Zeitung für Solidarität und Widerstand

Verschärfung des Volksverhetzungs-Paragraphen: „Kampf gegen Antisemitismus ist hier nur ein Vorwand“

„Volksverhetzung“ – viele Menschen verbinden mit dem Begriff Hetze von faschistischen Kräften etwa gegen Jüd:innen, Muslime und andere Feindbilder. Nun kritisiert ein Kollektiv linker Anwälte die durch die Regierung angekündigten Verschärfungen des entsprechenden §130 im Strafgesetzbuch. Ein Interview mit Rechtsanwalt Roland Meister über die historische Entstehung des §130 als „Klassenkampfparagraphen“, über das „passive Wahlrecht“ und warum Anwälte sich politisch einmischen sollten.

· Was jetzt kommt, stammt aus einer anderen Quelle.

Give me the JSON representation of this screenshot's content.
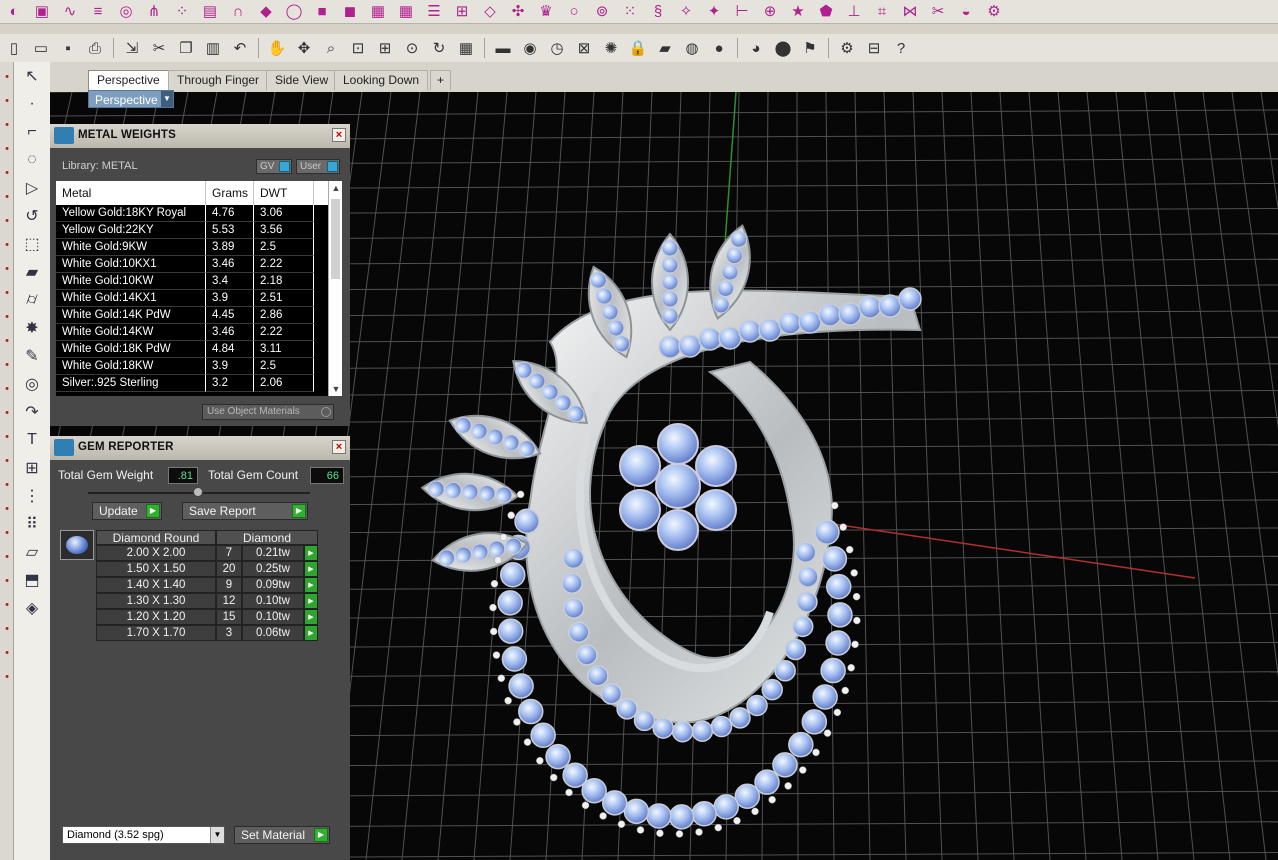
{
  "toolbar_top": {
    "icons": [
      "cut-plane-icon",
      "box-icon",
      "curve-icon",
      "rails-icon",
      "bezel-icon",
      "prong-icon",
      "pave-icon",
      "channel-icon",
      "arch-icon",
      "gem-cut-icon",
      "shank-icon",
      "cube-icon",
      "solid-icon",
      "array-icon",
      "grid-icon",
      "calendar-icon",
      "gallery-icon",
      "stone-icon",
      "prong-set-icon",
      "head-icon",
      "ring-icon",
      "band-icon",
      "pave-grid-icon",
      "twist-icon",
      "wand-icon",
      "sparkle-icon",
      "ruler-icon",
      "target-icon",
      "star-icon",
      "polygon-icon",
      "comb-icon",
      "mesh-icon",
      "net-icon",
      "scissors-icon",
      "cup-icon",
      "gear-icon"
    ]
  },
  "toolbar_standard": {
    "icons": [
      "new-icon",
      "open-icon",
      "save-icon",
      "print-icon",
      "export-icon",
      "cut-icon",
      "copy-icon",
      "paste-icon",
      "undo-icon",
      "pan-icon",
      "rotate-icon",
      "zoom-icon",
      "zoom-window-icon",
      "zoom-extents-icon",
      "zoom-selected-icon",
      "rotate-view-icon",
      "grid-icon",
      "car-icon",
      "eye-icon",
      "clock-icon",
      "named-view-icon",
      "light-icon",
      "lock-icon",
      "layer-icon",
      "color-wheel-icon",
      "shade-icon",
      "render-icon",
      "sphere-icon",
      "flag-icon",
      "options-icon",
      "properties-icon",
      "help-icon"
    ]
  },
  "viewport": {
    "tabs": [
      "Perspective",
      "Through Finger",
      "Side View",
      "Looking Down"
    ],
    "active_tab": 0,
    "add_tab": "+",
    "label": "Perspective"
  },
  "metal_weights": {
    "title": "METAL WEIGHTS",
    "library_label": "Library: METAL",
    "toggle_gv": "GV",
    "toggle_user": "User",
    "columns": [
      "Metal",
      "Grams",
      "DWT"
    ],
    "rows": [
      {
        "metal": "Yellow Gold:18KY Royal",
        "grams": "4.76",
        "dwt": "3.06"
      },
      {
        "metal": "Yellow Gold:22KY",
        "grams": "5.53",
        "dwt": "3.56"
      },
      {
        "metal": "White Gold:9KW",
        "grams": "3.89",
        "dwt": "2.5"
      },
      {
        "metal": "White Gold:10KX1",
        "grams": "3.46",
        "dwt": "2.22"
      },
      {
        "metal": "White Gold:10KW",
        "grams": "3.4",
        "dwt": "2.18"
      },
      {
        "metal": "White Gold:14KX1",
        "grams": "3.9",
        "dwt": "2.51"
      },
      {
        "metal": "White Gold:14K PdW",
        "grams": "4.45",
        "dwt": "2.86"
      },
      {
        "metal": "White Gold:14KW",
        "grams": "3.46",
        "dwt": "2.22"
      },
      {
        "metal": "White Gold:18K PdW",
        "grams": "4.84",
        "dwt": "3.11"
      },
      {
        "metal": "White Gold:18KW",
        "grams": "3.9",
        "dwt": "2.5"
      },
      {
        "metal": "Silver:.925 Sterling",
        "grams": "3.2",
        "dwt": "2.06"
      }
    ],
    "use_object_materials": "Use Object Materials"
  },
  "gem_reporter": {
    "title": "GEM REPORTER",
    "total_weight_label": "Total Gem Weight",
    "total_weight_value": ".81",
    "total_count_label": "Total Gem Count",
    "total_count_value": "66",
    "update_label": "Update",
    "save_report_label": "Save Report",
    "table_head_shape": "Diamond Round",
    "table_head_type": "Diamond",
    "rows": [
      {
        "size": "2.00 X 2.00",
        "count": "7",
        "weight": "0.21tw"
      },
      {
        "size": "1.50 X 1.50",
        "count": "20",
        "weight": "0.25tw"
      },
      {
        "size": "1.40 X 1.40",
        "count": "9",
        "weight": "0.09tw"
      },
      {
        "size": "1.30 X 1.30",
        "count": "12",
        "weight": "0.10tw"
      },
      {
        "size": "1.20 X 1.20",
        "count": "15",
        "weight": "0.10tw"
      },
      {
        "size": "1.70 X 1.70",
        "count": "3",
        "weight": "0.06tw"
      }
    ],
    "material_select": "Diamond    (3.52 spg)",
    "set_material_label": "Set Material"
  },
  "colors": {
    "toolbar_bg": "#e6e3dc",
    "panel_bg": "#484848",
    "viewport_bg": "#070707",
    "accent_blue": "#7e9ebd",
    "value_green": "#4fe09c",
    "go_green": "#30b030"
  }
}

In ihrem offenen Brief sprechen Sie sich gegen die Verschärfung des §130 aus und zeigen auch dessen Historie auf. Wie hat er sich entwickelt?

Hier kann die Geschichte nur stichpunktartig skizziert werden.

Die Geschichte des Paragraphen ist zunächst eine Geschichte von Repression und Kriminalisierung der sozialistischen/kommunistischen und Arbeiterbewegung in Deutschland. In seiner Urfassung im Reichsstrafgesetzbuch von 1871 hieß es im Paragrafen, dass bestraft wird, „wer in einer den öffentlichen Frieden gefährdenden Weise verschiedene Klassen der Bevölkerung zu Gewalttätigkeiten gegeneinander öffentlich anreizt“. Dies galt natürlich nicht den Herrschenden, sondern richtete sich gegen die Ausgebeuteten und Unterdrückten, die für eine sozialistische Perspektive kämpften. Die Repression mündete dann im sogenannten Sozialistengesetz, wie die Kurzbezeichnung für das Gesetz gegen die gemeingefährlichen Bestrebungen der Sozialdemokratie lautete – die damals noch revolutionär war.

Auf Druck demokratischer Kräfte wurde erreicht, dass 1899 das Reichsgericht in Strafsachen in Leipzig den „Klassen“-Status der jüdischen Bevölkerung in Deutschland erkannte, was theoretisch die Möglichkeit der Verfolgung antisemitischer Hetze nach § 130 StGB ermöglicht hätte. Tatsächlich nahm jedoch die durch den Staat und die Justiz mitgetragene antikommunistische und antisemitische Hetze in der Weimarer Zeit zu und war wesentlicher Bestandteil der Faschisierung unter dem Schlagwort des Kampfs gegen den „jüdischen Bolschewismus“.

Im Faschismus erließ Hitler als Reichskanzler bereits am 4. Februar 1933 die Verordnung zum Schutze des deutschen Volkes, die auch die Bestimmungen des damaligen § 130 RStGB wesentlich verschärfte.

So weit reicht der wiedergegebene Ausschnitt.